Unfortunately, Imperial Heaven not seldom seems to reply to Chinese prayers by sending a wet dragon after a dry. Thus 2,000,000 Chinese perished through drowning and starvation after the crops in Honan province had been destroyed by the great, classic flood of 1887-1889. So recently as 1925, Shantung (parched last summer) was inundated by a relatively slight overflow of the great Hwang Ho ("Yellow River") which none the less washed away crops sufficient to feed millions for a year.
Self Help. Through more than two millenniums of alternate droughts and floods the Chinese have not supinely disdained to help themselves. Time was when the Yellow River shifted its course among the Chinese coastal lowlands after every flood, meandering scores of miles from its previous channels. So late as 1852 its waters principally flowed into the Yellow Sea at a point some 300 miles below its present main issuance into the Gulf of Chihli. But throughout the last millennium extensive systems of dikes have been gradually thrown up to restrain such rivers as the yellow Hwang Ho, and huge drainage canals have been dug. Even so the titanic Wet Dragon has escaped taming by Chinese methods.
Still more appalling is the task of taking effective steps against the Dry Dragon, a passive enemy feared even in the Occident. It is of record that under the Chou Dynasty, more than two millenniums ago, some 660.000 acres in Shensi were benefiting by a prudent irrigation system. But toilsome Chinese efforts, both before and since, have availed less in relieving droughts than have their partially successful flood control methods (success being measured by the proud statement of Chinese scholars that the great Yellow River has completely altered its course only three times in the last millennium).
War Dragon. Clearly the sole expectation that the Wet and Dry Dragons can ever be scotched lies in the progress of Chinese toward multiplying their might against the elements by adopting Occidental mechanisms and methods. Such progress is now held virtually at a standstill by the War Dragon. With each successive year since the fall of the Empire, China has weltered ever deeper in the morass of civil war. To-day three principal "War Lords" (see below) and their countless satellite "Generals" claim to rule China, but are merely raping her resources for themselves.
Already the notorious General Chang Tsung-chang has seized foodstuffs sent to relieve the spreading famine in Shantung and Chihli. The "War Lords" have, more over, complete command of the railways and canals, thus increasing the difficulty of getting U. S. food shipments through intact to starving civilian Chinese. In such circumstances famine relief can be only a desperate stop-gap measure, which must try to save simply "as many lives as possible" until China settles down politically, a process sure to require many heart-breaking years.

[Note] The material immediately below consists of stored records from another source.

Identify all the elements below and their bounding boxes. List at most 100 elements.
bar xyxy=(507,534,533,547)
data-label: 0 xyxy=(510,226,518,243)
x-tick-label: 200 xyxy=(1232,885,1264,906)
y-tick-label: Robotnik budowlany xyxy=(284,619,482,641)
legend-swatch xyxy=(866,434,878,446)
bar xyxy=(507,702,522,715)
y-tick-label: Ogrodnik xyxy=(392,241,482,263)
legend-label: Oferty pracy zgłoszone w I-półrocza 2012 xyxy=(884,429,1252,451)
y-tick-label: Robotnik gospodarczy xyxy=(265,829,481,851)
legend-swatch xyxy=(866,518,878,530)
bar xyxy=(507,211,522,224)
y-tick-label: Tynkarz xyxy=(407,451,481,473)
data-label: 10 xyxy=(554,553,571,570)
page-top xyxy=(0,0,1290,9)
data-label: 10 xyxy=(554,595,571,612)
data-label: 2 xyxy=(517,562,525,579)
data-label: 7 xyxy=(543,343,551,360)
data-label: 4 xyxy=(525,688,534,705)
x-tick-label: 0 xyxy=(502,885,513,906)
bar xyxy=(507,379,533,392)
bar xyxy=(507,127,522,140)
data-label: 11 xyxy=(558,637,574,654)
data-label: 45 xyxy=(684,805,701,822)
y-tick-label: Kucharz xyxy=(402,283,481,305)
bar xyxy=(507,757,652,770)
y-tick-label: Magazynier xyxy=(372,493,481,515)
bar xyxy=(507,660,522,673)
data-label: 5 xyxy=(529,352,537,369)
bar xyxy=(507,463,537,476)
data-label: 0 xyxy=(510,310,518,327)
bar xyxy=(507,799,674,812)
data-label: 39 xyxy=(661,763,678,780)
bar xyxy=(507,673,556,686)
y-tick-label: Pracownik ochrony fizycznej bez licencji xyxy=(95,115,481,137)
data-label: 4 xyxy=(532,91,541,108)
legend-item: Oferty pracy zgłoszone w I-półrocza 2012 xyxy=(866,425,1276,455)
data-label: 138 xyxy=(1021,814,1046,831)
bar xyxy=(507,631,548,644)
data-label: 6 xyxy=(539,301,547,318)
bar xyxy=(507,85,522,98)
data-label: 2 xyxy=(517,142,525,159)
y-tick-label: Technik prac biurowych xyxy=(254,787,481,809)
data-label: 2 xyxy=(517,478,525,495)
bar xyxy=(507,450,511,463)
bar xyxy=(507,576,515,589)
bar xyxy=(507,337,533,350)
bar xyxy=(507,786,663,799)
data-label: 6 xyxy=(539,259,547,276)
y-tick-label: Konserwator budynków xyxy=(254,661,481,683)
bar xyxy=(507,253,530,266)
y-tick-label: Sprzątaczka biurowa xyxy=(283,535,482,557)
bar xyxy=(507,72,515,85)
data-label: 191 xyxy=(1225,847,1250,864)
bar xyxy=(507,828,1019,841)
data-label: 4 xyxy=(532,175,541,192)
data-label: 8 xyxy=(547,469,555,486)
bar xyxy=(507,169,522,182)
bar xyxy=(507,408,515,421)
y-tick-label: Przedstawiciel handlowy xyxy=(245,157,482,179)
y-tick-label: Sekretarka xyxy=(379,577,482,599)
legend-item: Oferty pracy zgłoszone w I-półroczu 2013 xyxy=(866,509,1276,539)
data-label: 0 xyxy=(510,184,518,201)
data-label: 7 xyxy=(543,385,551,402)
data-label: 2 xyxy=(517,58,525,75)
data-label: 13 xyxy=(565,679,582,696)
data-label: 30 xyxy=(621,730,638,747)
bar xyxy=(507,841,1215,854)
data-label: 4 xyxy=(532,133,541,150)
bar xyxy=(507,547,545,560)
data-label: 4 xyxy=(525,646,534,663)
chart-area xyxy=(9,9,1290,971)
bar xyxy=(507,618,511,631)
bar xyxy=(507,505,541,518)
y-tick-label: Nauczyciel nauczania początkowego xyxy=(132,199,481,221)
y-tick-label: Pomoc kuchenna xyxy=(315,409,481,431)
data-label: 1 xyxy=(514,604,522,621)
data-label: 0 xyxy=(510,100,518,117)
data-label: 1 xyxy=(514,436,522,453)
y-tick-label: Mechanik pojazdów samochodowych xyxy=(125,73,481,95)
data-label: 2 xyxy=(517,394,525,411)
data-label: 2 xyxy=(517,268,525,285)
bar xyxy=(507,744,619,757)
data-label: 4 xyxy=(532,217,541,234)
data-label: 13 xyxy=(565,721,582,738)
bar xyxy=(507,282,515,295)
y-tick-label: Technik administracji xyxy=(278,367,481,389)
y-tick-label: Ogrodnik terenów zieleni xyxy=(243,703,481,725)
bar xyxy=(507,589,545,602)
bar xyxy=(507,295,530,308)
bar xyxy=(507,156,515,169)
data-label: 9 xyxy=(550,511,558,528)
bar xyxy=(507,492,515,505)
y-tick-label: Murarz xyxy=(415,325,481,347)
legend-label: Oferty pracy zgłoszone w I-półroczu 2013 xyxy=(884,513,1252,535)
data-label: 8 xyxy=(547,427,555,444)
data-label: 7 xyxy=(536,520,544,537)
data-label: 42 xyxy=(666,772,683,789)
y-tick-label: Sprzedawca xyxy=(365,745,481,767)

Meanwhile the following additional major causes will operate to bring famine: i) unrestricted childbearing among the ignorant Chinese masses, who have no knowledge of birth control; 2) low agricultural yields even from fertile land, caused by traditional, inefficient methods of cultivation; 3) backward financial and industrial conditions, just now accentuated by the widespread collapse of credit due to the Civil War; 4) the constitutional lack of a spirit of resolute co-operation among Chinese (this lack being constantly made manifest by their failure to unite in effective numbers for any purpose what soever beyond the horizon of a single family or village).
*By the American China Famine Fund Committee at Shanghai.